Bob Linneman, Kluis Advisors, says that the trade was ironically anticipating bearish USDA numbers today.

“Corn and soybean futures slipped under key moving averages on Tuesday, which could have added to the selling pressure. Prices have slipped a reasonable amount from the recent highs. Is this slide anticipating bearish numbers from the USDA today? Have traders already discounted for some negative news that we may see today?” Linneman wrote in a daily note to customers.

Linneman added: “If the report today is within range of prereport estimates, will prices rebound? The cash markets are still strong as we continue to see basis tighten in many areas across the Midwest.”

Continuing their drop since late last month, wheat futures closed on their lows on Tuesday, amid better crop conditions in the U.S. southern Plains and Midwest, while corn and beans also fell ahead of Wednesday’s grain stocks and prospective plantings reports.

In Kansas, the biggest U.S. producer of wheat, 50% of the wheat crop was rated good or excellent as of Sunday, according to the Department of Agriculture, a 45% increase from a week earlier.

But ag markets made a surprising reversal on Wednesday.

Jason Ward, Northstar Commodity posited that investors appeared to be focused on how many acres the country will plant.

“Anything above 180.3 million acres would break the 2017 record, and no one is that low on acres.
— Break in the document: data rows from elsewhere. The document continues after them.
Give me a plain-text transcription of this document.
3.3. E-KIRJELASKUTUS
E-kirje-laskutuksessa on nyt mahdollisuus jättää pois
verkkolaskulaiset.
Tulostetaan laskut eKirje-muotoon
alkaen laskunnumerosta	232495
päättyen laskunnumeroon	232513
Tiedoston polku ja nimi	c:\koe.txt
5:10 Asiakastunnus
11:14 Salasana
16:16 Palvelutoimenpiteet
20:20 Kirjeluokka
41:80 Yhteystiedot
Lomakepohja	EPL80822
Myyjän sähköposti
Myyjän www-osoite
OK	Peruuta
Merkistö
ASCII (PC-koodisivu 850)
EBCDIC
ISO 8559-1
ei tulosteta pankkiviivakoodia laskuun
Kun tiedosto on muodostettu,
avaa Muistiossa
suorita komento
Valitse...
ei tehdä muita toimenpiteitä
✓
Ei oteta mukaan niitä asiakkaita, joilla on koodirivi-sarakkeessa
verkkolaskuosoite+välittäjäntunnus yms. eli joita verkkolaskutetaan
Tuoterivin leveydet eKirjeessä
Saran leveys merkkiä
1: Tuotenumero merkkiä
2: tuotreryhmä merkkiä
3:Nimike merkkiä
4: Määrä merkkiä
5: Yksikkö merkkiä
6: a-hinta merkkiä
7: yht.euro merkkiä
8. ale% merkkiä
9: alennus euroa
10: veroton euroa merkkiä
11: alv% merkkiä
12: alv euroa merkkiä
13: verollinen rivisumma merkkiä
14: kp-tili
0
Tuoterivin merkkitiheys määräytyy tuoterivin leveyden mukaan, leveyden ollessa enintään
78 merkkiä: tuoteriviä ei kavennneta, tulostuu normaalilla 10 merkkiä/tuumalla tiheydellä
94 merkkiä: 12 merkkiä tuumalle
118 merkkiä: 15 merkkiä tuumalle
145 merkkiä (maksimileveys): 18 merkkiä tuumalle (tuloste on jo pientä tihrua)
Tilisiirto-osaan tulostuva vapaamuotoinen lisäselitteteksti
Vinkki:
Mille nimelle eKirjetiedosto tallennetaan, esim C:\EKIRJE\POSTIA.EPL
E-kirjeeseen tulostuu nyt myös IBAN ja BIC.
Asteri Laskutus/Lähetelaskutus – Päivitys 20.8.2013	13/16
The interesting part will be the stocks estimates. It’s interesting to note, from the high to the low estimates in the corn category, there is a 407-million-bushel range. This is a substantial difference in corn supplies from high to low of a 1.500-billion-bushel carryout,” Ward says.

“The soybean range is 385 million bushels from low to high. The lowest estimate is 100 mil/bu lower than the average and the high side is 285 million bushels more. Think about that: A carryout in the U.S. forecast by USDA to be 120 million bushels, and we have trade estimates 100 mil/bu lower and 285 mil/bu higher. You can see why soybeans have been under some pressure over the past week, as traders assess the risk of a stocks report that could show significantly higher stocks.”

The news has been extremely positive for agricultural ETFs, with the Teucrium Corn Fund (CORN), Teucrium Wheat Fund (NYSEArca: WEAT), and Teucrium Soybean Fund (NYSEArca: SOYB) all gaining on Wednesday.

It should be noted, however, that futures are volatile. Agricultural ETFs may offer short-term plays for savvy investors with the proper risk profile.